AI learns using past examples, so it is prone to bias. find your way to the algorithm. How can we actually advance AI instead of staying where we are?
That’s a super important point. Recognizing the biases that can enter the system and putting checks and balances around them helps us consider health equity. It starts with comprehensive research and development across the entire pharmaceutical value chain. We have medicines developed based on biological samples, and we are committed to creating diverse biological samples that are representative of the populations we serve. Of course, we can’t do it alone. Therefore, bringing these diverse biological samples into drug development at the local grassroots and community level will help ensure patient recruitment achieves those goals.
For example, a clinical trial focused on a community in New Jersey, which is 18% Black, required me to not only ensure that 18% were recruited from that community, but also to assist with data discovery and collection. are working with them. All of this helps AI to make unbiased predictions.
Your AI strategy is partner-focused. How do potential partners stand out in the AI boom?

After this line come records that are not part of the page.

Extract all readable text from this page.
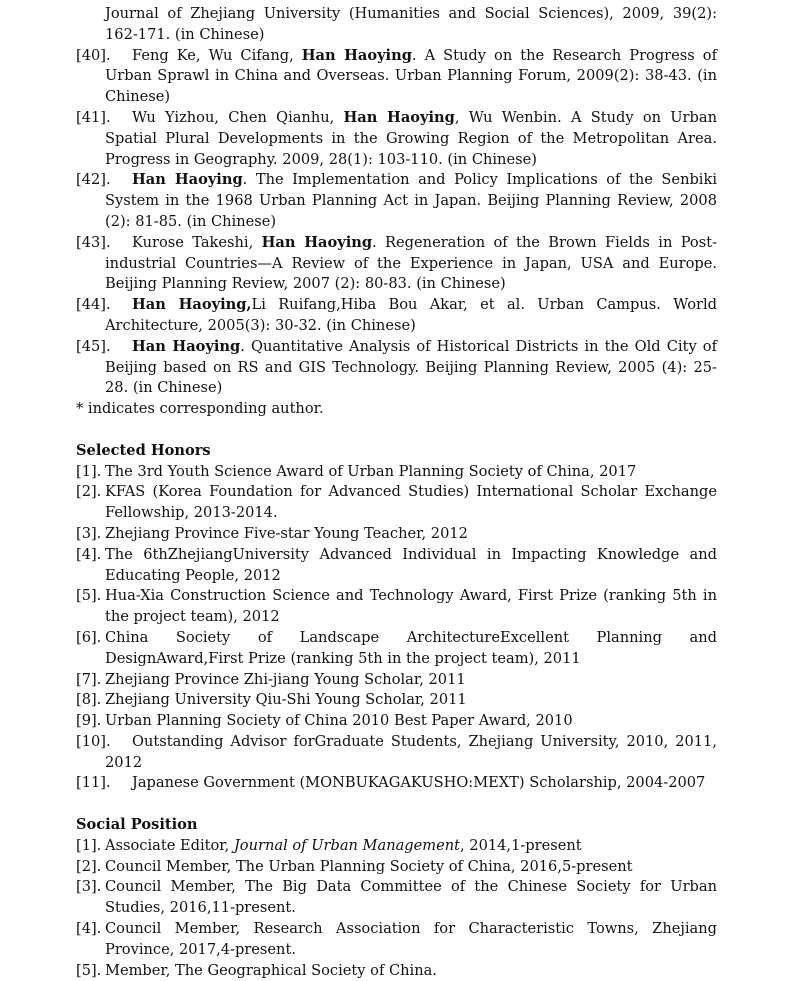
Journal of Zhejiang University (Humanities and Social Sciences), 2009, 39(2): 162-171. (in Chinese)
[40].	Feng Ke, Wu Cifang, Han Haoying. A Study on the Research Progress of Urban Sprawl in China and Overseas. Urban Planning Forum, 2009(2): 38-43. (in Chinese)
[41].	Wu Yizhou, Chen Qianhu, Han Haoying, Wu Wenbin. A Study on Urban Spatial Plural Developments in the Growing Region of the Metropolitan Area. Progress in Geography. 2009, 28(1): 103-110. (in Chinese)
[42].	Han Haoying. The Implementation and Policy Implications of the Senbiki System in the 1968 Urban Planning Act in Japan. Beijing Planning Review, 2008 (2): 81-85. (in Chinese)
[43].	Kurose Takeshi, Han Haoying. Regeneration of the Brown Fields in Post-industrial Countries—A Review of the Experience in Japan, USA and Europe. Beijing Planning Review, 2007 (2): 80-83. (in Chinese)
[44].	Han Haoying,Li Ruifang,Hiba Bou Akar, et al. Urban Campus. World Architecture, 2005(3): 30-32. (in Chinese)
[45].	Han Haoying. Quantitative Analysis of Historical Districts in the Old City of Beijing based on RS and GIS Technology. Beijing Planning Review, 2005 (4): 25-28. (in Chinese)
* indicates corresponding author.
Selected Honors
[1]. The 3rd Youth Science Award of Urban Planning Society of China, 2017
[2]. KFAS (Korea Foundation for Advanced Studies) International Scholar Exchange Fellowship, 2013-2014.
[3]. Zhejiang Province Five-star Young Teacher, 2012
[4]. The 6thZhejiangUniversity Advanced Individual in Impacting Knowledge and Educating People, 2012
[5]. Hua-Xia Construction Science and Technology Award, First Prize (ranking 5th in the project team), 2012
[6]. China Society of Landscape ArchitectureExcellent Planning and DesignAward,First Prize (ranking 5th in the project team), 2011
[7]. Zhejiang Province Zhi-jiang Young Scholar, 2011
[8]. Zhejiang University Qiu-Shi Young Scholar, 2011
[9]. Urban Planning Society of China 2010 Best Paper Award, 2010
[10].	Outstanding Advisor forGraduate Students, Zhejiang University, 2010, 2011, 2012
[11].	Japanese Government (MONBUKAGAKUSHO:MEXT) Scholarship, 2004-2007
Social Position
[1]. Associate Editor, Journal of Urban Management, 2014,1-present
[2]. Council Member, The Urban Planning Society of China, 2016,5-present
[3]. Council Member, The Big Data Committee of the Chinese Society for Urban Studies, 2016,11-present.
[4]. Council Member, Research Association for Characteristic Towns, Zhejiang Province, 2017,4-present.
[5]. Member, The Geographical Society of China.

When ChatGPT came out, it visibly exploded into the world, and we’re already using AI in many parts of our value chain. The company has more than 700 data scientists who are AI experts working in various departments within the organization, from early drug discovery and development to commercial organization and operations. We incorporated them to think in terms of looking for partnerships. We cannot move forward alone. Therefore, it is critical to find the right partner with the capabilities, values, and vision to transform cancer care. For example, early detection presents many challenges. When we determine that tissue-based screening is a challenge, we work with blood-based companies to see how we can help improve their testing. That led us to Work with Grail In that space.

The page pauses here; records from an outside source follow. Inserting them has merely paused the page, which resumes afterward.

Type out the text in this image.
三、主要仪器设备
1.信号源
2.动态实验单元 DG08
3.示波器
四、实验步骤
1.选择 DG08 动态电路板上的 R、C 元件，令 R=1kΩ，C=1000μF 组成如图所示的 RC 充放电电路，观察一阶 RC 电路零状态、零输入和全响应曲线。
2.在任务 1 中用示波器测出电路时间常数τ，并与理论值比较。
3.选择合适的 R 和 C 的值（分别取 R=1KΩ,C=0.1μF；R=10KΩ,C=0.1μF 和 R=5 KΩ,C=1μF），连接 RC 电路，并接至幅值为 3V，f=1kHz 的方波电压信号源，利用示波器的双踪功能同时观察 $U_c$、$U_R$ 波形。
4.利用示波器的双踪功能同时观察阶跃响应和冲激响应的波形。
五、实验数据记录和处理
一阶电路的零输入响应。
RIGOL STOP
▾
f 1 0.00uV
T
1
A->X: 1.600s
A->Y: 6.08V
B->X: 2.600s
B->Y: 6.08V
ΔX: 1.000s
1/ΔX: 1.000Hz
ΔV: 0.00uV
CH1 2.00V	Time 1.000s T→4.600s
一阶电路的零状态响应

Companies like Qure.ai Using technology, X-rays can find lung nodules that are not visible to the naked eye. Companies like Clinicink It has natural language processing that can be incorporated into electronic medical records. These are all important steps.
At the same time, consider the example of lung cancer. Screening has been approved in the United States since 2013, but even 10 years later, the uptake rate is still a dismal 5-6%. Socioeconomic determinants pose barriers to lung cancer screening, so we are partnering with the Association of Cancer Treatment Centers to understand and collaborate with local communities and use their rich data to understand where the lung cancer pockets are. We provide information. Appalachian Rural Screening Program Lung Cancer Treatment in Kentucky.
Similarly, we just announced a partnership with the University of Maryland System across counties across the state to identify people at risk. These academic and community institutions play a large role in the data collection process.
Once you collect data, how does it feed back into the drug discovery and development process?
It is important to put patients at the center of drug discovery and development. All this data opens up opportunities to uncover patients’ true unmet needs in a variety of ways. And from a broader perspective, we want to eliminate cancer as a cause of death. Through these datasets, we can understand why the disease progresses and inform research and development by identifying patients early. For example, our partnership with Grail will help us not only identify patients, but also look at the data to see which patients within this group are at high risk and what interventions are needed. . It is therefore integrated throughout the company’s value chain.
The secret sauce for us, which is not really a secret, is external cooperation. We do not hesitate to partner with appropriate political parties. What stands out to us, and to everyone who wants to move the needle for patients, is that we cannot work in silos.